Untangling the entangled processes of digitization and privatization [s24]

Session chair:
• Heidi Mork Lomell, University of Oslo, Norway

Much of our personal, social, and professional life has migrated onto digital platforms. Both private citizens and public institutions are increasingly dependent on a privatized, digital infrastructure. Almost every aspect of the digital is private: private companies design, produce, sell, maintain, and govern, the digital.

This raises several questions for sociology. The categories of public and private are central in structuring our social lives. We use the categories to distinguish between the state and the economy, or the political and the market, we use it to distinguish between the public and private realms or spaces, from issues of ownership to the distinction between family and the larger economic and political order.

How applicable are these categories in digital environments? What happens when private and commercial interests enter traditional “public” fields through digitization? How do we approach the role of private interests in digital sociology?
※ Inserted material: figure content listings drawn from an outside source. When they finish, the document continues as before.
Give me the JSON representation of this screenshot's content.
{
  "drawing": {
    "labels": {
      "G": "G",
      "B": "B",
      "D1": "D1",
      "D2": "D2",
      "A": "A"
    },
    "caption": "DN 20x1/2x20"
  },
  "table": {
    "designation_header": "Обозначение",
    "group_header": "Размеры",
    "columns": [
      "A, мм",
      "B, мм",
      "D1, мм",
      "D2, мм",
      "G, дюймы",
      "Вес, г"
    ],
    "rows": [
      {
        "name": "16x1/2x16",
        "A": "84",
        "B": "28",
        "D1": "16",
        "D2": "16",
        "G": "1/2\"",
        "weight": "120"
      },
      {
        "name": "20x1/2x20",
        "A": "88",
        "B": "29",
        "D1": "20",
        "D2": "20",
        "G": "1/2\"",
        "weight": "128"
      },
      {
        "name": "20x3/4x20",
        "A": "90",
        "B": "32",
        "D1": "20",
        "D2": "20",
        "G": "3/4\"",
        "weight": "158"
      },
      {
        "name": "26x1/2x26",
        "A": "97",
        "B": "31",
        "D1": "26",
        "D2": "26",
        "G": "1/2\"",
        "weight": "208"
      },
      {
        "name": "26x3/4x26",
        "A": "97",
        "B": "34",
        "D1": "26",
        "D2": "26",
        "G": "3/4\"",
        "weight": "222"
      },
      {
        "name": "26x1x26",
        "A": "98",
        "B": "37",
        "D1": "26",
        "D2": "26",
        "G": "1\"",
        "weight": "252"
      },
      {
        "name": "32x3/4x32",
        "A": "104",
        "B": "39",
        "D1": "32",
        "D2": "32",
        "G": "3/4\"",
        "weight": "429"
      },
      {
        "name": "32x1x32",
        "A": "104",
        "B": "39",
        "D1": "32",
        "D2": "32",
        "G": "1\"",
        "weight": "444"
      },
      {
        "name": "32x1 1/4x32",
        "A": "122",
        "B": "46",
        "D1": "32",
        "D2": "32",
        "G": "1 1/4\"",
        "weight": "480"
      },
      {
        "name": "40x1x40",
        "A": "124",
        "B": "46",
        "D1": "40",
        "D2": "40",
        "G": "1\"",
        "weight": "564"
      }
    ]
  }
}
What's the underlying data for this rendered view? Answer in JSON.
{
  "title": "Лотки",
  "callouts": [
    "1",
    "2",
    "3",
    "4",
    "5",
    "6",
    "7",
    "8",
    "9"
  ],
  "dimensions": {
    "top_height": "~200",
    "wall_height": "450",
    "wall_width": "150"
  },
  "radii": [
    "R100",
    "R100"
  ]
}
For sociologists, the private foundation of digital technologies should be a key component for understanding digitized societies, especially the major differences between a public and a private approach to regulation, accountability, and transparency.
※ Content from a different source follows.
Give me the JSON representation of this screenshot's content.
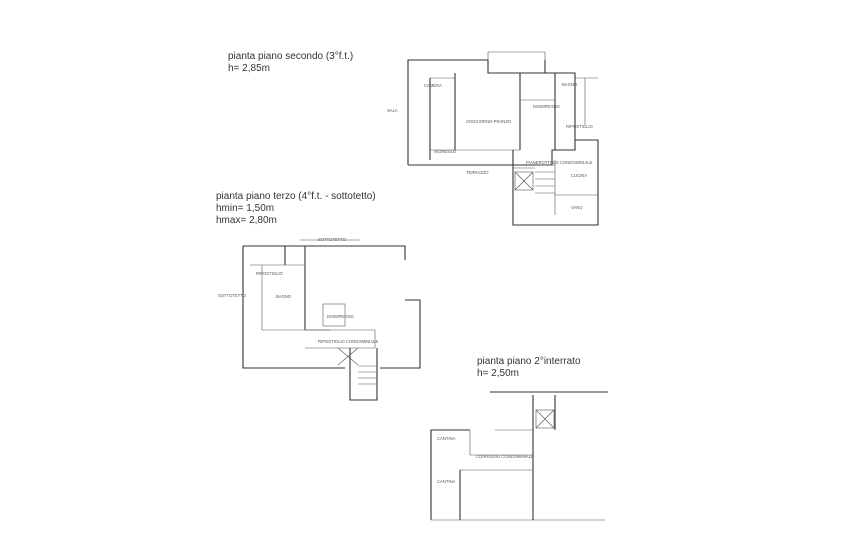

In this session, we invite papers that explore how the concept of privatization offers an important point of departure for understanding digital societies. Possible topics include:

  • The role of privatization in digital societies
  • Privatization and marketization of knowledge production
  • The encoding of market/commercial logics into public/state institutions and practices through digitization
  • What is public and what is private in digital societies?
  • The growing complexity of public-private partnerships in a digital world

Advances in analytical sociology [s31]

Session chair(s): TBA

Cognitive sociology [s32]

Session chair(s): TBA

Crime and deviance [s33]

Session chair(s): TBA

Economic sociology and the sociology of work [s34]

Session chair(s): TBA

Environmental sociology [s35]

Session chair(s): TBA

Gender and family [s36]

Session chair(s): TBA

Health and well-being [s37]

Session chair(s): TBA

Media and communication [s38]

Session chair(s): Anastasiia Menshikova

Nordic welfare states [s39]

Session chair(s): TBA

Sexualities [s40]

Session chair(s): TBA

Social network analysis: methods and applications in sociology [s41]

Session chair(s): José Luis Estévez

Social stratification and inequality [s42]

Session chair(s): TBA

Sociology and Computational Social Science [s43]

Session chair(s): TBA

Other/uncategorized [s44]

"Session" for presentations where it is unclear which session would be most suitable.